Understanding the tumor microenvironment (TME) requires experimental platforms that faithfully recapitulate its key components. Here, we present an innervated and vascularized head and neck squamous cell carcinoma (HNSCC)-on-a-chip platform built with fully defined and tunable engineered extracellular matrices (eECMs). In a stepwise increase of complexity, we first co-cultured patient-derived HNSCC cells, cancer-associated fibroblasts, and endothelial cells within tailored eECMs, revealing matrix-dependent differences in self-organization and chemotherapeutic sensitivity. We then integrated these 3D constructs into a cancer-vasculature-interface, which enabled analysis of eECM-dependent directional collective migration and metastatization.
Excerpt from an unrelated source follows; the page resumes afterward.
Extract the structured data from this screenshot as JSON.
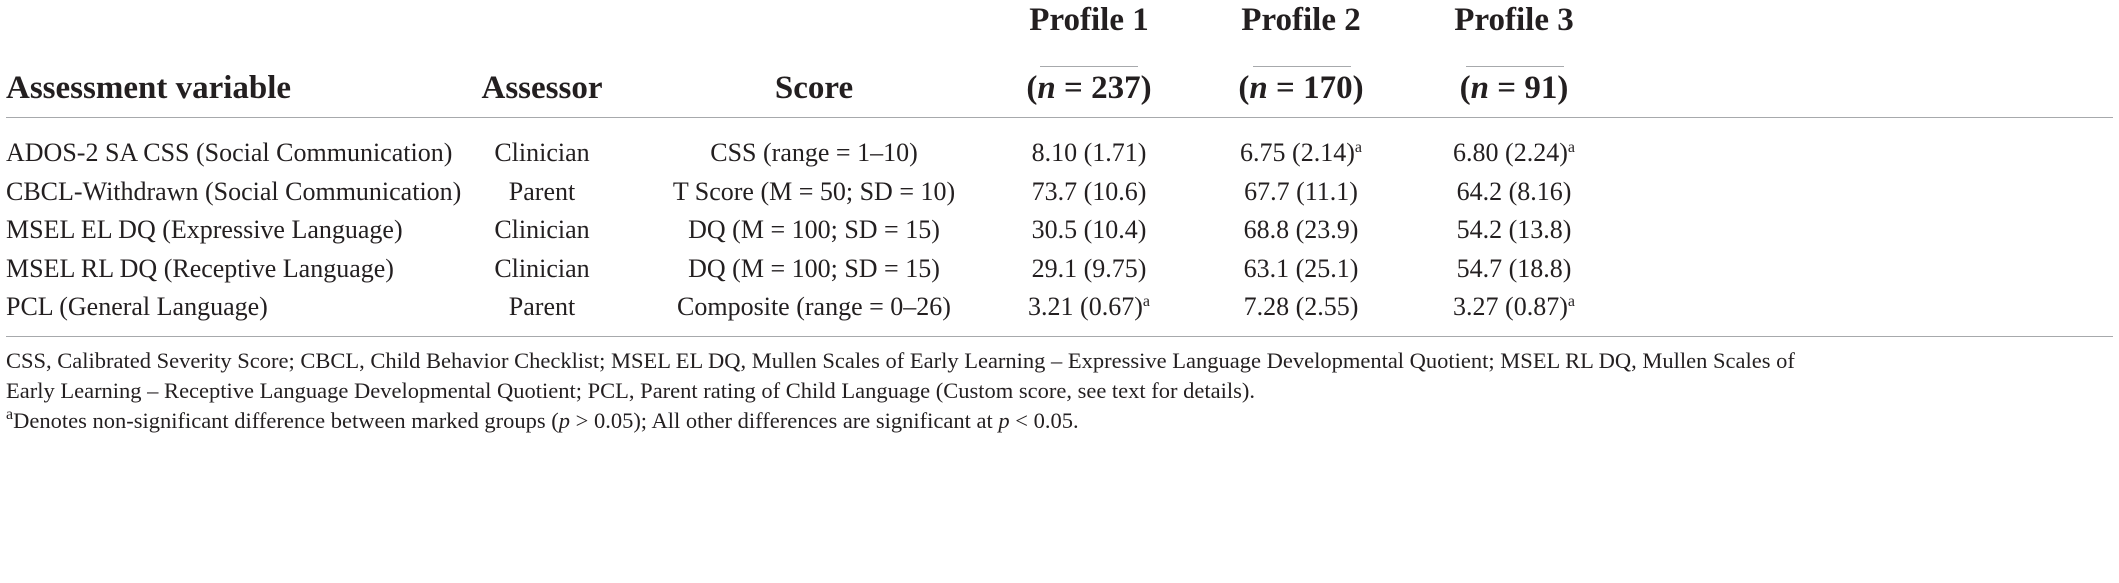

Finally, we incorporated HNSCC-specific innervation through injectable 3D human bioengineered trigeminal ganglia, establishing a chip-based innervation-tumor-vasculature tri-interface. Together, this all-human platform captures fundamental determinants of HNSCC progression, including a fully defined ECM, vasculature, and innervation, within a single modular system that is broadly adaptable for interrogating how the tumor microenvironment shapes solid tumor behavior and therapeutic responses. TeaserHNSCC-on-a-chip integrates defined ECM, vasculature, and innervation to investigate tumor behavior and therapeutic responses.